There’s an African saying that goes, “Africans have time but no watches. Americans have watches but no time.” How true! I hear that you can literally preach for hours in African churches, but I can tell you from personal experience that Americans don’t have that kind of attention span or time-tolerance.
The one time that I’ve gotten negative feedback from an event, it was because I had gone significantly over the time I had been allotted. I was embarrassed that I had forgotten my friend Macon’s rule about speaking. She says, “I’d much rather stop early making the listeners wish that I had added more than speaking too long and making them wish I hadn’t said so much.”
There are two things that can happen at an event that cause time concerns. Very often during an event someone will run long. If that someone is before you, your time may be cut. It’s not unusual for an event coordinator to ask you to cut your time. (Even if she doesn’t, I have decided that it’s my philosophy to end on time. People watch those watches!)
The other dilemma is if you’ve caused your own time problem by spending too long on one section of your message. It’s tough to cut a message “on the fly”, so what do you do?
Karen Ehman presented our team with the easiest method I’ve heard. Prepare your entire talk to be the length of the time you’ve been given. Go back through your talk when it’s finished and decide the parts that are absolutely essential to your message. These parts must be maintained to make the message a complete thought.

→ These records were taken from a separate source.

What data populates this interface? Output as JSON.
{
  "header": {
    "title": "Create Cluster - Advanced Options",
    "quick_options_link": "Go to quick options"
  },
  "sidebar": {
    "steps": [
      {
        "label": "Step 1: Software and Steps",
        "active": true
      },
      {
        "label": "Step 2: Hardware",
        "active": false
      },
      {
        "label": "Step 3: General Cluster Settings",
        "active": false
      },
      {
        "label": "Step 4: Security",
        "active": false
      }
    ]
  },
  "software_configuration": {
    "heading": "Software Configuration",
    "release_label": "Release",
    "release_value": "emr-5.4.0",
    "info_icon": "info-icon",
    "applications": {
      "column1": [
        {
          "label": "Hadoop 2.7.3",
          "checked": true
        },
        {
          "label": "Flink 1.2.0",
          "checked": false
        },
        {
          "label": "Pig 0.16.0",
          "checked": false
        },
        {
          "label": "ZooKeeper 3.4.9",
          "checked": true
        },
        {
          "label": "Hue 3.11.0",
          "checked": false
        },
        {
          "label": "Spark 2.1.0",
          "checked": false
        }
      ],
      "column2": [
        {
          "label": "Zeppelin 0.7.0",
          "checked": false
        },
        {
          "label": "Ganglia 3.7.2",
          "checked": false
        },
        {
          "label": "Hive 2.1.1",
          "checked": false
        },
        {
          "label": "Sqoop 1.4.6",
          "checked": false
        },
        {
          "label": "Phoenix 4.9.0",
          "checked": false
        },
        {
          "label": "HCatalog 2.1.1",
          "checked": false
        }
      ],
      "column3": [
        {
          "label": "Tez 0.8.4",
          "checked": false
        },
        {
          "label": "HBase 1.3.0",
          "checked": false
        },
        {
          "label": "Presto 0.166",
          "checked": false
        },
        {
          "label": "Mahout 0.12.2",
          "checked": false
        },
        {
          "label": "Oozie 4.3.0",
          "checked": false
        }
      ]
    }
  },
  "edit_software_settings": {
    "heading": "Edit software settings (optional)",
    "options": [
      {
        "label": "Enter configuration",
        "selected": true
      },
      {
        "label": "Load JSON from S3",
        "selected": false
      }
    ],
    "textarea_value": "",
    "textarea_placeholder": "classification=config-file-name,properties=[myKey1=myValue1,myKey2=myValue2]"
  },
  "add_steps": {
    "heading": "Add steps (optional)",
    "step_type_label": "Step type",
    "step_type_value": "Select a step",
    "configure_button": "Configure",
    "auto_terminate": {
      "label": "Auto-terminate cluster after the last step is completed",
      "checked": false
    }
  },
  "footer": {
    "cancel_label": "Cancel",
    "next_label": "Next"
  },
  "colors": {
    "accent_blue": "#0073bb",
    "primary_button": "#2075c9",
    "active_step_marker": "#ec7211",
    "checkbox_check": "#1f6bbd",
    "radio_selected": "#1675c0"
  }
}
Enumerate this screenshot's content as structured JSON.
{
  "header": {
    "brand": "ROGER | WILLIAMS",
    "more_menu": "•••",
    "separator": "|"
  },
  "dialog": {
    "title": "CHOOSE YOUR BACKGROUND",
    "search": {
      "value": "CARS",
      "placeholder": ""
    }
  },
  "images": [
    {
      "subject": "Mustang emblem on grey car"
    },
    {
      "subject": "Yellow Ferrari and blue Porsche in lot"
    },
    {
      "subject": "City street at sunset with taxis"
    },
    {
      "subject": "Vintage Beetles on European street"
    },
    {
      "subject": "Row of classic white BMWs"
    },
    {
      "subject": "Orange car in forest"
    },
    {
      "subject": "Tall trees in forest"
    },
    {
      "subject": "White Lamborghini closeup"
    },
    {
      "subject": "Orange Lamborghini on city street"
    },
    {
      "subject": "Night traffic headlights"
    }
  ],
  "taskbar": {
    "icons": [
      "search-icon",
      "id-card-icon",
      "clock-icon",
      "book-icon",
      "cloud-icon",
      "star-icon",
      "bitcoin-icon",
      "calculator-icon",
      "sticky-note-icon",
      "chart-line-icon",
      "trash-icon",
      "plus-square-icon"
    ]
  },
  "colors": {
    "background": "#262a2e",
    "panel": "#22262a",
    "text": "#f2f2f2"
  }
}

Keep those parts printed in black.
As you go through, think about sections (a story, a thought) that could be cut if needed. Print these sections in a different color. You may want to end with black and two additional colors. Here’s how it works. If you have your entire time, you do the black, blue and purple parts of the message. If you are cut by 10 minutes, you do the black and blue part of your message. If you’re time is cut drastically, you do the black part only.
Isn’t that wonderful? This method allows you to plan ahead for time cuts instead of testing your deodorant when the decision is handed down. Hope this helps you like it’s helped me!
Love it. Love it. I am keeping this note in the speaking file for sure!
Great information! Love when ideas make so much sense and practical steps are given instead of leaving us to learn by our own “hunt and peck” trials.
This is one that will go in my growing speaking “handbook”.